4. The distributed modular shelter remote control method according to claim 3, characterized in that: When the semantic profile is ready to be directly accepted, the primary link status code in the link profile is available, and there are no high latency, high jitter, heavy packet loss, or frequent switching issues in the link profile, the write is sent immediately. In other cases where a restricted control token can be generated, write restricted transmission; When writing the transmission mode flag, retry boundaries and failure conditions are written simultaneously.
5. The distributed modular shelter remote control method according to claim 1, characterized in that, S4 include: The constrained control token is validated and deduplicated in the order of session identifier, version identifier, target container number, and token number. Using the target container's reception time as the current baseline, and based on the container-side context summary and real-time status, condition checks are performed according to timeliness boundaries, version boundaries, object boundaries, autonomy boundaries, and duplication boundaries. The execution boundary is determined based on the condition verification results, and a local execution record is generated.
6. The distributed modular shelter remote control method according to claim 1, characterized in that, S5 include: Link anomalies are determined based on local link status records, receipt transmission results, number of consecutive timeout periods, number of consecutive failed session periods, and the arrival time of the most recent valid token. Based on the current effective control session, the most recent effective local execution record, the local autonomy level, and the real-time status of the cabin side, an alternative range is generated with the trimmed control range of the most recent effective local execution record as the upper limit. Perform constrained proxy execution based on the scope of substitution, and generate local evidence fragments containing the reason for proxy execution and the scope of substitution.
7. The distributed modular shelter remote control method according to claim 1, characterized in that, S6 include: The reconciliation receipts are verified and deduplicated in sequence according to the session identifier, version identifier, target shelter number, and record time, and the adjudication base is determined based on the record time. Perform recovery decisions based on session boundaries, version boundaries, execution boundaries, proxy execution boundaries, and object boundaries; A single-cabin-level recovery decision record is generated based on the recovery decision.

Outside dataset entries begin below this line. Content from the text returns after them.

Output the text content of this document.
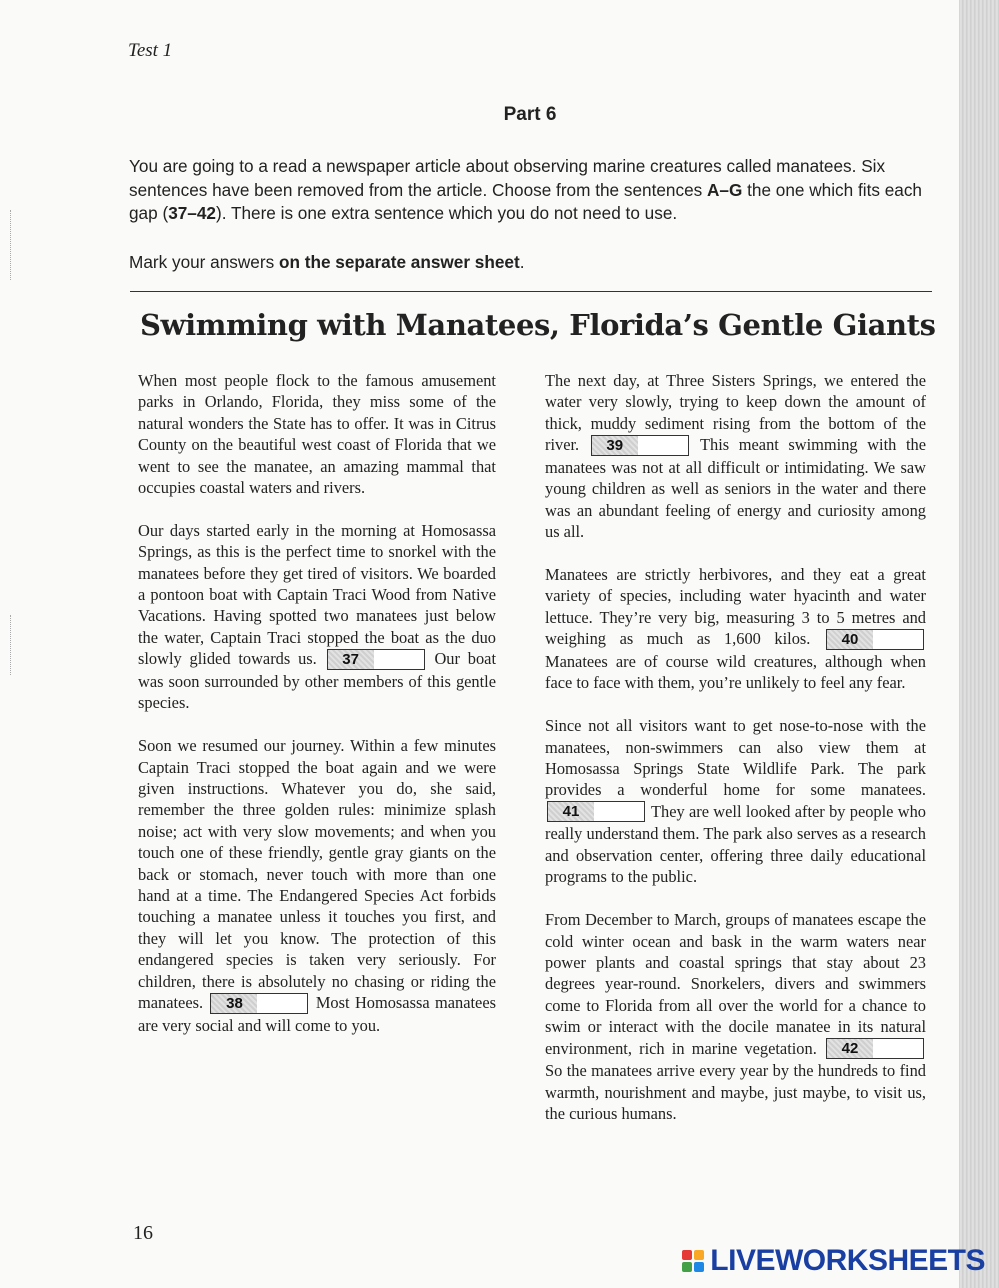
Test 1
Part 6

You are going to a read a newspaper article about observing marine creatures called manatees. Six sentences have been removed from the article. Choose from the sentences A–G the one which fits each gap (37–42). There is one extra sentence which you do not need to use.

Mark your answers on the separate answer sheet.

Swimming with Manatees, Florida’s Gentle Giants

When most people flock to the famous amusement parks in Orlando, Florida, they miss some of the natural wonders the State has to offer. It was in Citrus County on the beautiful west coast of Florida that we went to see the manatee, an amazing mammal that occupies coastal waters and rivers.

Our days started early in the morning at Homosassa Springs, as this is the perfect time to snorkel with the manatees before they get tired of visitors. We boarded a pontoon boat with Captain Traci Wood from Native Vacations. Having spotted two manatees just below the water, Captain Traci stopped the boat as the duo slowly glided towards us.	37	Our boat was soon surrounded by other members of this gentle species.

Soon we resumed our journey. Within a few minutes Captain Traci stopped the boat again and we were given instructions. Whatever you do, she said, remember the three golden rules: minimize splash noise; act with very slow movements; and when you touch one of these friendly, gentle gray giants on the back or stomach, never touch with more than one hand at a time. The Endangered Species Act forbids touching a manatee unless it touches you first, and they will let you know. The protection of this endangered species is taken very seriously. For children, there is absolutely no chasing or riding the manatees.	38	Most Homosassa manatees are very social and will come to you.

The next day, at Three Sisters Springs, we entered the water very slowly, trying to keep down the amount of thick, muddy sediment rising from the bottom of the river.	39	This meant swimming with the manatees was not at all difficult or intimidating. We saw young children as well as seniors in the water and there was an abundant feeling of energy and curiosity among us all.

Manatees are strictly herbivores, and they eat a great variety of species, including water hyacinth and water lettuce. They’re very big, measuring 3 to 5 metres and weighing as much as 1,600 kilos.	40
Manatees are of course wild creatures, although when face to face with them, you’re unlikely to feel any fear.

Since not all visitors want to get nose-to-nose with the manatees, non-swimmers can also view them at Homosassa Springs State Wildlife Park. The park provides a wonderful home for some manatees.
41	They are well looked after by people who really understand them. The park also serves as a research and observation center, offering three daily educational programs to the public.

From December to March, groups of manatees escape the cold winter ocean and bask in the warm waters near power plants and coastal springs that stay about 23 degrees year-round. Snorkelers, divers and swimmers come to Florida from all over the world for a chance to swim or interact with the docile manatee in its natural environment, rich in marine vegetation.	42
So the manatees arrive every year by the hundreds to find warmth, nourishment and maybe, just maybe, to visit us, the curious humans.

16
LIVEWORKSHEETS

8. The method for remote control of a distributed modular shelter according to claim 7, characterized in that: Based on the linkage identifiers, the single-module-level recovery decision records of each target module are summarized to form a cross-module convergence view; Perform cross-compartment comparisons based on the recovery decision results, final agent execution scope, object removal records, and receipt missing flags in the cross-compartment convergence view; Based on the cross-module comparison results, determine the cross-module convergence control results and generate a linkage group-level cross-module convergence control record.